L’alcoolisme tabou des femmes dirigeantes

Par La rédaction | 8 août 2018 | Dernière mise à jour le 15 août 2023
3 minutes de lecture
olegdudko / 123RF

Les femmes qui occupent des postes de direction sont de plus en plus nombreuses à sombrer dans l’alcool pour évacuer la pression écrasante qu’elles ressentent. Et leur dépendance est fort différente de celle de leurs collègues masculins.

Une étude française publiée en 2015 a révélé que, chez les femmes, la dépendance à l’alcool se manifeste surtout chez celles qui ont un haut degré de scolarité. Chez les hommes, c’est pourtant le contraire : l’alcoolisme est plutôt lié à un faible niveau d’éducation.
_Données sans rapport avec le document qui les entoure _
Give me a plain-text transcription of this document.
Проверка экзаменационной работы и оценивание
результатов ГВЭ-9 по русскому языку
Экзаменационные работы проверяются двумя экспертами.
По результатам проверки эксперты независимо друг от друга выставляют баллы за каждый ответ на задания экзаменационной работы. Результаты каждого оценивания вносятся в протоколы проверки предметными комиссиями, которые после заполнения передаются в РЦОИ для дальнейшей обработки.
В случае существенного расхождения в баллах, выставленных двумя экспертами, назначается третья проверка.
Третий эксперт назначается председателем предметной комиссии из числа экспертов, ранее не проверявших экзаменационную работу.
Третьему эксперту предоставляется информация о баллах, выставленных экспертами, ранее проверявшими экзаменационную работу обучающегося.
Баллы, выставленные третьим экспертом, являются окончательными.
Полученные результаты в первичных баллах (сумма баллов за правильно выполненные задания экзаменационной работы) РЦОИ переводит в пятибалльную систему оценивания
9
Pas surprenant, donc, que les femmes qui accèdent à des postes de direction soient particulièrement à risque. Ainsi, parmi toutes les catégories socio-professionnelles étudiées, les femmes cadres présentent le plus haut pourcentage de consommation à risque d’alcool (12 %), devant les ouvrières (8 %) et les employées de bureau (7 %), peut-on lire dans Le Figaro.

Laurence Cottet fait partie de ces femmes dirigeantes qui ont souffert d’alcoolisme pendant de nombreuses années. Après la perte de son mari, celle qui occupait un prestigieux poste de direction dans une grande société d’ingénierie pouvait consommer de deux à trois bouteilles de vin par jour. Après dix ans de dépendance, elle a finalement perdu son emploi lors d’une soirée organisée par l’entreprise, lors de laquelle elle s’est effondrée ivre morte, a-t-elle raconté au quotidien français.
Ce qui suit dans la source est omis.